AEROPORTOS

Mais de 18 aeroportos têm tarifas reajustadas

Foram reajustados os limites de receitas e dos tetos tarifários dos blocos de concessões aeroportuárias das regiões São Paulo (SP), Mato Grosso do Sul (MS), Pará (PA) e Minas Gerais (MG), Norte II, Sudeste, Centro-Oeste, Nordeste, Norte, Central e Sul, além do Aeroporto de São Gonçalo do Amarante (RN) e reajustes tarifários da aviação geral. As receitas-teto e os tetos tarifários foram reajustados conforme portarias publicadas pela Agência Nacional de Aviação Civil (Anac) no Diário Oficial da União (DOU). 

Os reajustes foram aplicados sobre os valores vigentes, considerando a inflação acumulada entre novembro de 2023 e novembro de 2024, medida pela variação do Índice de Preços ao Consumidor Amplo (IPCA), do IBGE, observada no período. As fórmulas para o cálculo dos reajustes são estabelecidas nos contratos de concessão. A diferença dos percentuais é justificada pela aplicação dos Fatores Q e X, que avaliam, respectivamente, a qualidade dos serviços prestados e a variação da produtividade para cada aeroporto. 

Para esses aeroportos, a Anac não estabelece as tarifas de embarque, conexão, pouso e permanência individualmente, mas uma receita teto por passageiro. A receita teto é o valor máximo “por passageiro” que pode ser recolhido pelo aeroporto, sendo formada por todas as tarifas que remuneram o voo (tarifas de pouso, permanência, embarque e conexão). Assim, o valor da receita teto por passageiro não se confunde com o valor efetivamente pago pela tarifa de embarque. 

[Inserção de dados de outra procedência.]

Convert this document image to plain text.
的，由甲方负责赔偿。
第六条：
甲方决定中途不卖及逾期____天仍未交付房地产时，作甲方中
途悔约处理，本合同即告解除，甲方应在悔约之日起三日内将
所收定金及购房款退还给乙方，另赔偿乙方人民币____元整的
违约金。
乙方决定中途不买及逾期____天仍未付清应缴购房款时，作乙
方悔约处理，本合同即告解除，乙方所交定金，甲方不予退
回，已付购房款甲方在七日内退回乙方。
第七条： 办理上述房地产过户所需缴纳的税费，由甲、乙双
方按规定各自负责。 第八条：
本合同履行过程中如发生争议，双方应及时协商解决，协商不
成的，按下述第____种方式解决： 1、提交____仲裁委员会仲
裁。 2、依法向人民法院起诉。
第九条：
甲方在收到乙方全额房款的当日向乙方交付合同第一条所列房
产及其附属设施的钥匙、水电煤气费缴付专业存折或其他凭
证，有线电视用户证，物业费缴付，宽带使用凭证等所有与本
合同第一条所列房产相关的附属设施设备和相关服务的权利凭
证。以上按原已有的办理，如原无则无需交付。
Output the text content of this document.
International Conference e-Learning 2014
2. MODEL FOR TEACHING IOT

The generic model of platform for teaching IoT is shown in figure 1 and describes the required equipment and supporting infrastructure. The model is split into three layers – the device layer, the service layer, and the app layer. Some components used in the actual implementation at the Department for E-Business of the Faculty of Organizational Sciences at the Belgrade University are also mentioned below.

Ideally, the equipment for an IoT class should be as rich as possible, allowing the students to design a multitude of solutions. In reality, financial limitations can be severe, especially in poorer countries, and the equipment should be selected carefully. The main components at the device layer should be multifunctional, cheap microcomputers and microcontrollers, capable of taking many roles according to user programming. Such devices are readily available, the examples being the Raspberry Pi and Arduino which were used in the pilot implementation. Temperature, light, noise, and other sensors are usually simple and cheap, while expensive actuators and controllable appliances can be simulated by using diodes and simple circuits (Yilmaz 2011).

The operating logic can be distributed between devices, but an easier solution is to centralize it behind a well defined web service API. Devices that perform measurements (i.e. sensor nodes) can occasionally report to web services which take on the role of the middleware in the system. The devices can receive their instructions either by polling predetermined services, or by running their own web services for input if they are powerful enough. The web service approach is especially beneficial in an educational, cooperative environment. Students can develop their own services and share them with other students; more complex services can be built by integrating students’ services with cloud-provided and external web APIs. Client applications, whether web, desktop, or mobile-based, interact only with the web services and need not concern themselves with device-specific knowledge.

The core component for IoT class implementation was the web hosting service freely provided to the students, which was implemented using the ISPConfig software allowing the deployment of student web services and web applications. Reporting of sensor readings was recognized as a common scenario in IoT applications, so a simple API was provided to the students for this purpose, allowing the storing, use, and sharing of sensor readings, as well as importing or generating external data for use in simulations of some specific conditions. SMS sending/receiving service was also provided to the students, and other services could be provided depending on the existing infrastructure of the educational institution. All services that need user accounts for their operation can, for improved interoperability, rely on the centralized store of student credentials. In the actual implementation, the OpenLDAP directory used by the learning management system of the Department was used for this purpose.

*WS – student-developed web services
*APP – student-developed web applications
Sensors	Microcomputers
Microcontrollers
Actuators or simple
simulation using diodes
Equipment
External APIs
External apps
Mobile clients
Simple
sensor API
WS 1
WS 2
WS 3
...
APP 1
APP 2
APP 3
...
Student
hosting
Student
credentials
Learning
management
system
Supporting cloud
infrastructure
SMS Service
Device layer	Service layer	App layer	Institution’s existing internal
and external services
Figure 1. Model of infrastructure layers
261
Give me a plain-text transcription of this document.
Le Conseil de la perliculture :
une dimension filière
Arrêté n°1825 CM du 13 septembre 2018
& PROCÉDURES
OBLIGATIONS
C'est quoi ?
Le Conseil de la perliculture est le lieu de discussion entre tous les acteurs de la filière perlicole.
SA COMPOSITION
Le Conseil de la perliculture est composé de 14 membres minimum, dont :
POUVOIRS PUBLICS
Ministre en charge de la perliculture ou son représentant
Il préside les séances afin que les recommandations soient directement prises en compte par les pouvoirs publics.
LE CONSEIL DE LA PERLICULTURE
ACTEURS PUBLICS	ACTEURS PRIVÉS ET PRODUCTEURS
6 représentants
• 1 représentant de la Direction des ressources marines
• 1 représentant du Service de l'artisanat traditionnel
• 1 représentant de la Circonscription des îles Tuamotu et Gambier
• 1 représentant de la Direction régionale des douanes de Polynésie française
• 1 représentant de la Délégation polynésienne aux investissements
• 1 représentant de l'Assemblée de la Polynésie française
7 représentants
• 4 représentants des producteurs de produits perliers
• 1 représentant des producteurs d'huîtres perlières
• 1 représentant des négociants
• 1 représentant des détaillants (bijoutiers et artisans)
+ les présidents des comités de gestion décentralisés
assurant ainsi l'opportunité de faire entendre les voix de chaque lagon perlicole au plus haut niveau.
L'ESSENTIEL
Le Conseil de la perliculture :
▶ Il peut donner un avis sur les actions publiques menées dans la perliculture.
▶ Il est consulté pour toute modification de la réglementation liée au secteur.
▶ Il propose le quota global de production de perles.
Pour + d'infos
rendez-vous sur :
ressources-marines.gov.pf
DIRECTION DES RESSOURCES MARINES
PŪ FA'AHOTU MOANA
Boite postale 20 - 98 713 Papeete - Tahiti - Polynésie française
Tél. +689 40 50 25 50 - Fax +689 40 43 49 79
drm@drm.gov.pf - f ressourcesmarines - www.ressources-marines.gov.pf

Os novos valores das receitas-teto por passageiro são os seguintes: 

BLOCO AEROPORTO PERCENTUAL DE REAJUSTE RECEITA TETO ATUALIZADA 
Nordeste Recife/ PE 5,1141% R$ 51,0050 
Maceió/ AL 5,1457% R$ 50,9791 
João Pessoa/ PB 5,4183% R$ 50,0426 
Aracaju/ SE 5,4603% R$ 50,0914 
Centro-Oeste Cuiabá/ MT 5,5442% R$ 45,8803 
Sudeste Vitória/ ES 5,1666% R$ 50,2976 
Norte Manaus/ AM 4,8730% R$ 56,2231 
Central Goiânia/ GO 4,8730% R$ 54,1400 
São Luís/ MA 4,8730% R$ 53,1242 
Teresina/ PI 4,8730% R$ 53,3742 
Sul Curitiba/ PR 4,8850% R$ 54,1404 
Foz do Iguaçu/ PR 4,8730% R$ 54,6700 
Londrina/ PR 4,8730% R$ 56,9292 
Navegantes/ SC 4,8730% R$ 54,4865 
Norte II Belém/ PA 4,8730% R$ 51,4241 
SP/MS/PA/MG Campo Grande/ MS 4,8730% R$ 42,5026 
Congonhas/ SP 4,8730% R$ 56,0721 
Uberlândia/ MG4,8730% R$ 43,6215 
– São Gonçalo do Amarante/ RN 4,8730% R$ 56,0721 

 As receitas-teto entram em vigor em 1º de janeiro de 2025, entretanto, aumentos tarifários somente poderão ser implementados após a realização de consulta às partes interessadas relevantes. Dessa forma, busca-se promover um maior engajamento entre o aeroporto, as empresas aéreas e demais usuários para que as tarifas sejam definidas, incorporando práticas recomendadas internacionalmente para a aviação civil, inclusive pela Organização da Aviação Civil Internacional (Oaci). 

Embora os passageiros sejam diretamente afetados pela tarifa de embarque, existem outras tarifas, como as de pouso e estacionamento de aeronaves e conexão de passageiros, e custos do aeroporto, como aluguéis, que aumentam as despesas das empresas aéreas e, de forma indireta, influenciam o preço das passagens. Nesse sentido, a obrigatoriedade de as empresas aéreas participarem da definição das tarifas e preços ajuda a equilibrar o poder de mercado e torna a precificação mais eficiente.